Wednesday, September 25, 2013

CD Odyssey Disc 553: KMFDM

This next album comes with an insert where you can mail away for more albums, as well as an invitation to write for a free catalogue of band merchandise by sending a Self-Addressed Stamped Envelope (this used to be called a SASE) to them.  How quaint.

However, the band also included a website and an email, which was pretty forward thinking for 1995.

Disc 553 is…. Nihil
Artist: KMFDM

Year of Release: 1995

What’s up with the Cover?  This is a rare KMFDM departure from their usual artist, Aidan “Brute” Hughes.  This cover is instead by Francesca Sundsten, and depicts a frumpy looking woman, with a fly over her head.  She looks like some kind of farm matron who has just caught you tipping her cows.

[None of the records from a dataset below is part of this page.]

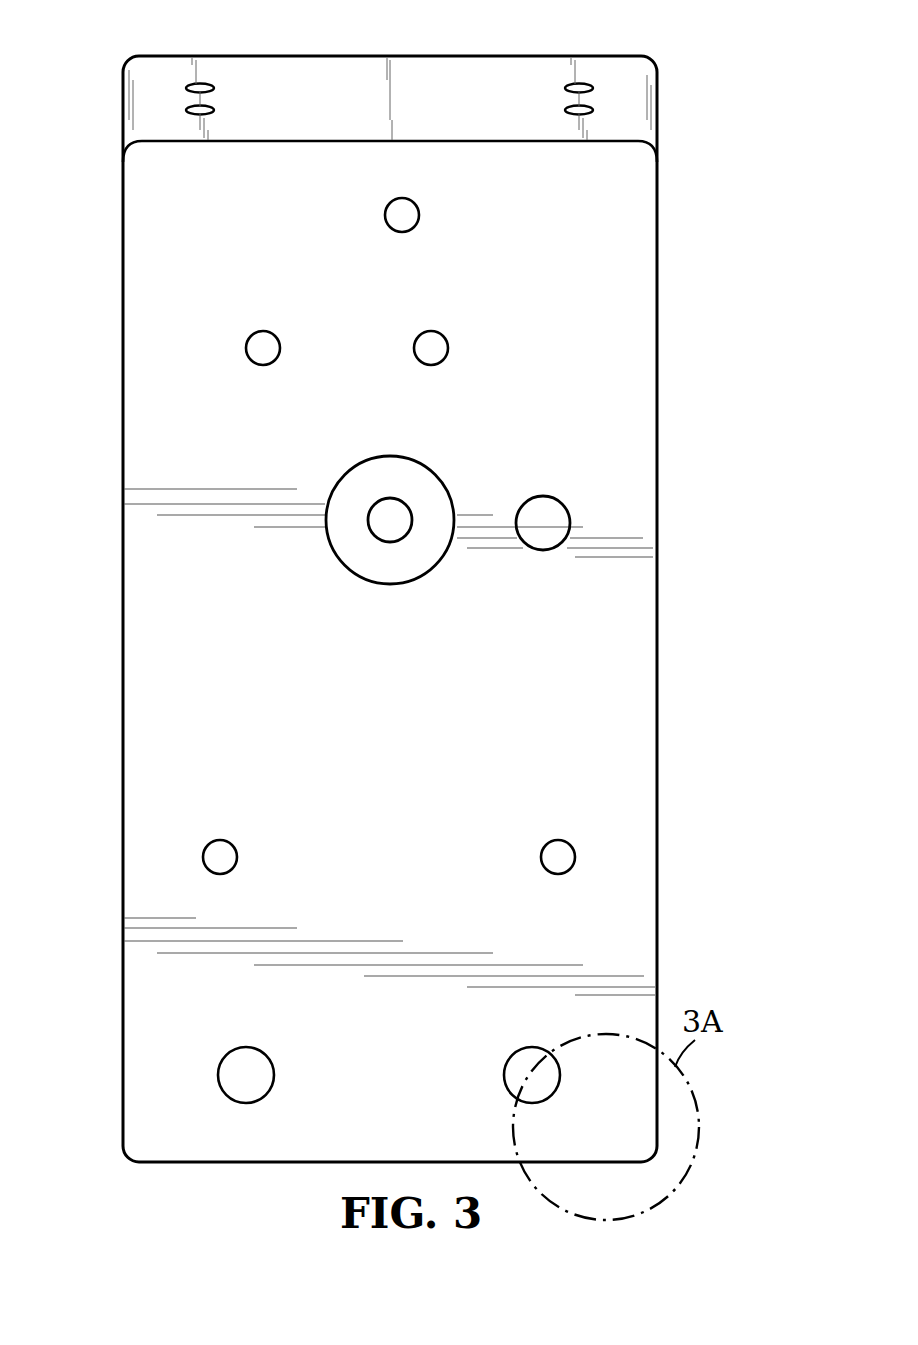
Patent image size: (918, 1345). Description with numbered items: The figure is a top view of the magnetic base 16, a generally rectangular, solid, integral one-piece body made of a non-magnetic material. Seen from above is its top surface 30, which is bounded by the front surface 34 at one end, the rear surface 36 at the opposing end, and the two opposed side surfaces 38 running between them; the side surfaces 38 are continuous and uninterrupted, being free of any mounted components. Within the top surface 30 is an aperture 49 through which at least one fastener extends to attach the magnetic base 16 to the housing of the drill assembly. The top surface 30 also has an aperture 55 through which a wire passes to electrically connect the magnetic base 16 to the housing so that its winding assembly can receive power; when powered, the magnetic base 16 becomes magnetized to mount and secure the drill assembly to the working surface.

The magnetic base 16 is at (722, 78).
The top surface 30 is at (620, 343).
The front surface 34 is at (558, 1164).
The rear surface 36 is at (480, 77).
The side surfaces 38 is at (122, 572).
The aperture 49 is at (418, 490).
The aperture 55 is at (560, 518).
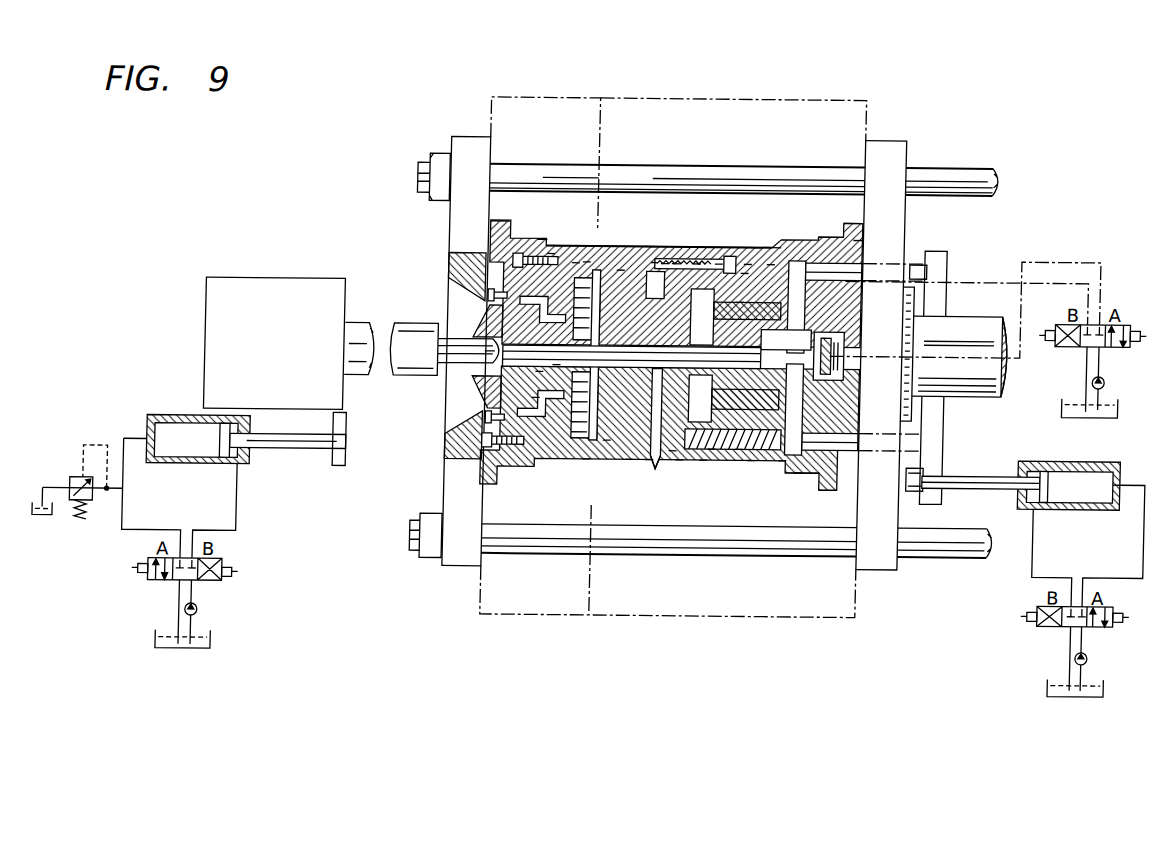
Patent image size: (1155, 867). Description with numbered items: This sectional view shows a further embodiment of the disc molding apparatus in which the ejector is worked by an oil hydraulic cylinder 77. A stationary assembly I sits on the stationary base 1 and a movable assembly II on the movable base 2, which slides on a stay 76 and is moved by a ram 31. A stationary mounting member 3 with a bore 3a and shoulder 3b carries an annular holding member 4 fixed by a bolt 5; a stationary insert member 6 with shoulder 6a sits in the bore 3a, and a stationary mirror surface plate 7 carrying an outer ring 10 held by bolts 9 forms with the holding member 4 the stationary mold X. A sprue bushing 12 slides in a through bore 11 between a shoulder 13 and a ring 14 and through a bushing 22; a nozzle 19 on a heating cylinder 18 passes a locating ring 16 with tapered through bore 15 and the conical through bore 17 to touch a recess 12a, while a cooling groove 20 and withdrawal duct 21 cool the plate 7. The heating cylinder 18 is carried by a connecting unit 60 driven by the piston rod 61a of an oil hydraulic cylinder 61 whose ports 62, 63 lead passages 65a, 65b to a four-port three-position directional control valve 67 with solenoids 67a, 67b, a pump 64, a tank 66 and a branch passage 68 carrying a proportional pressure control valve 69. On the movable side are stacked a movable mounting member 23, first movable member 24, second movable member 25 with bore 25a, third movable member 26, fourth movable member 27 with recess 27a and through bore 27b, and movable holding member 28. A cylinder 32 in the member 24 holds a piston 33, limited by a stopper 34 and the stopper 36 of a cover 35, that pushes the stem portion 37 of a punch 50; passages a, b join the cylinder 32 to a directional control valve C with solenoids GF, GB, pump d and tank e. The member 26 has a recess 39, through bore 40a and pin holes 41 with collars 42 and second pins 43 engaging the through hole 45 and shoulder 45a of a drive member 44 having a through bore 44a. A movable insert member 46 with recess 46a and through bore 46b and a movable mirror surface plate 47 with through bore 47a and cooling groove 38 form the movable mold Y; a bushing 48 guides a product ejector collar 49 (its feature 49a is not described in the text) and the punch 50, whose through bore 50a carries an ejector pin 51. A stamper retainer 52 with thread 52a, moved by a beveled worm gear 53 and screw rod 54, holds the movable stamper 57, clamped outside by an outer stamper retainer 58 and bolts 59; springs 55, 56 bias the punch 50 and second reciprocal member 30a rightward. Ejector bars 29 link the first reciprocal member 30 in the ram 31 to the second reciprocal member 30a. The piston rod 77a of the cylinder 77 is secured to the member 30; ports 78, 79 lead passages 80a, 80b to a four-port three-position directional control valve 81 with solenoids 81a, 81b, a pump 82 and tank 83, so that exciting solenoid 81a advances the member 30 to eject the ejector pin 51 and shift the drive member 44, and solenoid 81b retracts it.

The stationary base 1 is at (470, 137).
The movable base 2 is at (885, 139).
The stationary mounting member 3 is at (519, 238).
The bore 3a is at (498, 176).
The shoulder 3b is at (541, 240).
The annular holding member 4 is at (550, 252).
The bolt 5 is at (540, 250).
The stationary insert member 6 is at (500, 208).
The shoulder 6a is at (488, 262).
The stationary mirror surface plate 7 is at (575, 262).
The bolts 9 is at (604, 270).
The outer ring 10 is at (586, 260).
The through bore 11 is at (557, 366).
The sprue bushing 12 is at (537, 400).
The recess 12a is at (486, 355).
The shoulder 13 is at (540, 375).
The ring 14 is at (525, 390).
The tapered conical through bore 15 is at (480, 397).
The locating ring 16 is at (478, 312).
The conical through bore 17 is at (446, 425).
The heating cylinder 18 is at (362, 325).
The nozzle 19 is at (451, 333).
The spiral cooling groove 20 is at (568, 458).
The cooling water withdrawal duct 21 is at (530, 310).
The bushing 22 is at (562, 392).
The movable mounting member 23 is at (857, 236).
The first movable member 24 is at (850, 240).
The annular second movable member 25 is at (793, 240).
The bore 25a is at (808, 250).
The third movable member 26 is at (770, 250).
The fourth movable member 27 is at (696, 262).
The central recess 27a is at (707, 460).
The through bore 27b is at (676, 450).
The annular movable holding member 28 is at (664, 262).
The ejector bars 29 is at (914, 262).
The first reciprocal member 30 is at (948, 302).
The second reciprocal member 30a is at (804, 472).
The ram 31 is at (982, 398).
The cylinder 32 is at (845, 385).
The piston 33 is at (833, 342).
The stopper 34 is at (841, 488).
The cover 35 is at (842, 378).
The stopper 36 is at (840, 366).
The stem portion 37 is at (805, 385).
The spiral cooling groove 38 is at (660, 420).
The central recess 39 is at (802, 472).
The through bore 40a is at (780, 455).
The pin holes 41 is at (755, 465).
The cylindrical collar 42 is at (757, 450).
The second pin 43 is at (742, 455).
The drive member 44 is at (715, 450).
The through bore 44a is at (786, 340).
The through hole 45 is at (747, 262).
The shoulder 45a is at (718, 262).
The movable insert member 46 is at (672, 468).
The recess 46a is at (675, 262).
The through bore 46b is at (652, 258).
The movable mirror surface plate 47 is at (600, 445).
The through bore 47a is at (656, 385).
The bushing 48 is at (660, 284).
The product ejector collar 49 is at (704, 290).
The slot 49a is at (697, 306).
The punch 50 is at (744, 270).
The longitudinal through bore 50a is at (740, 300).
The ejector pin 51 is at (797, 312).
The stamper retainer 52 is at (620, 270).
The thread 52a is at (653, 468).
The beveled worm gear 53 is at (635, 330).
The screw rod 54 is at (683, 460).
The spring 55 is at (770, 262).
The spring 56 is at (786, 465).
The movable stamper 57 is at (610, 440).
The outer stamper retainer 58 is at (590, 462).
The bolts 59 is at (633, 465).
The connecting unit 60 is at (302, 281).
The oil hydraulic cylinder 61 is at (168, 419).
The piston rod 61a is at (305, 452).
The port 62 is at (243, 462).
The port 63 is at (150, 441).
The oil hydraulic pump 64 is at (205, 613).
The passage 65a is at (241, 534).
The passage 65b is at (127, 534).
The operating fluid tank 66 is at (47, 521).
The 4-port 3-position directional control valve 67 is at (232, 566).
The solenoid 67a is at (144, 573).
The solenoid 67b is at (238, 576).
The branch passage 68 is at (74, 488).
The electromagnetic proportional pressure control valve 69 is at (87, 450).
The stay 76 is at (941, 165).
The oil hydraulic cylinder 77 is at (1101, 457).
The piston rod 77a is at (985, 473).
The port 78 is at (1046, 500).
The port 79 is at (1124, 480).
The passage 80a is at (1037, 552).
The passage 80b is at (1149, 553).
The 4-port 3-position directional control valve 81 is at (1106, 622).
The solenoid 81a is at (1130, 612).
The solenoid 81b is at (1034, 610).
The oil hydraulic pump 82 is at (1095, 655).
The operating fluid tank 83 is at (1112, 685).
The stationary assembly I is at (538, 98).
The movable assembly II is at (730, 98).
The stationary mold X is at (560, 238).
The movable mold Y is at (648, 240).
The passage a is at (1073, 258).
The passage b is at (988, 279).
The 4-port 3-positional directional control valve C is at (1128, 320).
The solenoid GB is at (1046, 336).
The solenoid GF is at (1138, 337).
The oil hydraulic pump d is at (1106, 380).
The operating fluid tank e is at (1064, 400).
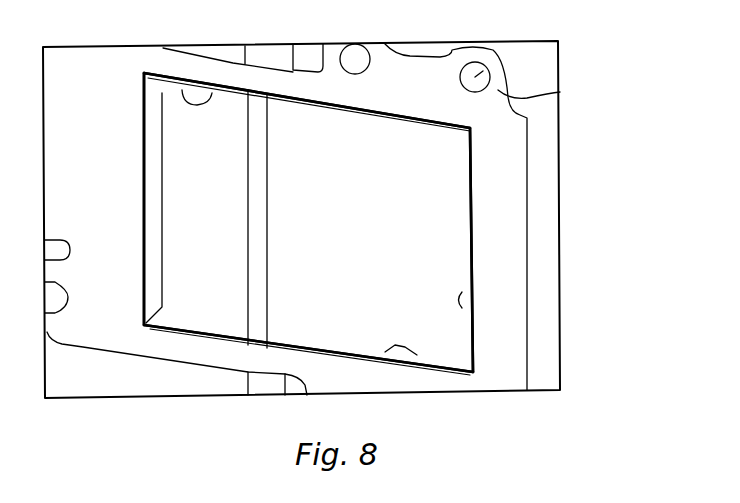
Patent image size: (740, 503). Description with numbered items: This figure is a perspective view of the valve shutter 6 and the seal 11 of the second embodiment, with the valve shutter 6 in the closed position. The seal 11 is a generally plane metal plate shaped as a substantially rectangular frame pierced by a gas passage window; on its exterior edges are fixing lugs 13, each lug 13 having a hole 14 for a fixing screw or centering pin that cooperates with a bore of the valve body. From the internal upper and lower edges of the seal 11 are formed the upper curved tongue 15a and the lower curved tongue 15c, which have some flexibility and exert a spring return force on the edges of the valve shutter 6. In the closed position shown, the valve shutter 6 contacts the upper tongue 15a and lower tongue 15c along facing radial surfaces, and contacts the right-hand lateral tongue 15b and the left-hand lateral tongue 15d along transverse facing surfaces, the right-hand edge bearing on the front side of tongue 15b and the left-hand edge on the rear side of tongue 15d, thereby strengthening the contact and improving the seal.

How I Came To Know It:  As I noted when I reviewed my other KMFDM album (“Angst” back at Disc 539), my friend Patrick put me on to these guys recently, and Sheila bought both records for me for my birthday in June.

How It Stacks Up:  I only have two KMFDM albums.  I prefer “Angst” to this one, so “Nihil” slips to second.

Rating:  2 stars, but almost 3

For the second time in only fourteen albums, the Odyssey decides I should listen to more industrial ‘club’ metal from the mid-nineties.  KMFDM are the masters of this sound, and “Nihil” is another example of how well they know their genre.

This is the music that would have made a rave in the mid-nineties worth attending.  Attention modern rave holders; it is more fun to stay up all night if the music is danceable.  Please stop dub-stepping.

As with “Angst” the message on the album isn’t terribly complicated, speaking vaguely of rebellion and sex.  When read outside of the music the lyrics seem a bit juvenile.  Consider this from “Beast”:

“My youth is wasted – I’m evasive and vague
I’m a headless beast – I’m a subtle plague
I’m a cheatin’ liar – I am naked terror
I hurt – I wound – I’m a fatal error.”

Not terribly inspiring, but fortunately themes of rebellion and sex are foundations of rock and roll and so it totally works in the context of the song.

“Nihil” is music where you can get the revolution out of your system without actually having one (there is even a song called “Revolution” although I’m not sure exactly why based on the vague lyrics).  Even the album title is a word that seems pregnant with purpose, but actually fundamentally represents negation.

For all that negation, “Nihil” has lots of energy, even if it isn’t going anywhere.  The driving guitar riffs and accompanying electronic back beat appeal to the subconscious mind. If you are frustrated and need a release but you’re not sure exactly what is bothering you, this music is a perfect salve.  Get out on the dance floor and sweat it out and let the words help draw the frustration out of you in the process.

Overall, I found “Angst” to be a better collection of KMFDM’s work than this one, but “Nihil” did have its moments.  “Juke Joint Jezebel” has a fallen church choir feel to it and would be great to dance to.  It sounds familiar enough that I think I probably did back in the day.  I also liked “Disobedience,” which had some elements of Faith No More in it, a sort of staccato rap over top of powerful riffs

However, while it is overall pretty good, it didn’t have enough going for it to be anything more.  In fact, after two complete listens today I took a break and walked to work listening to a Flying Burrito Brothers album instead, which I preferred overall.

Yet when I went to the gym later, I put “Nihil” back on.  I listened as I ran furiously on the treadmill.  Of course I got nowhere, but it felt good afterward – kind of like this record.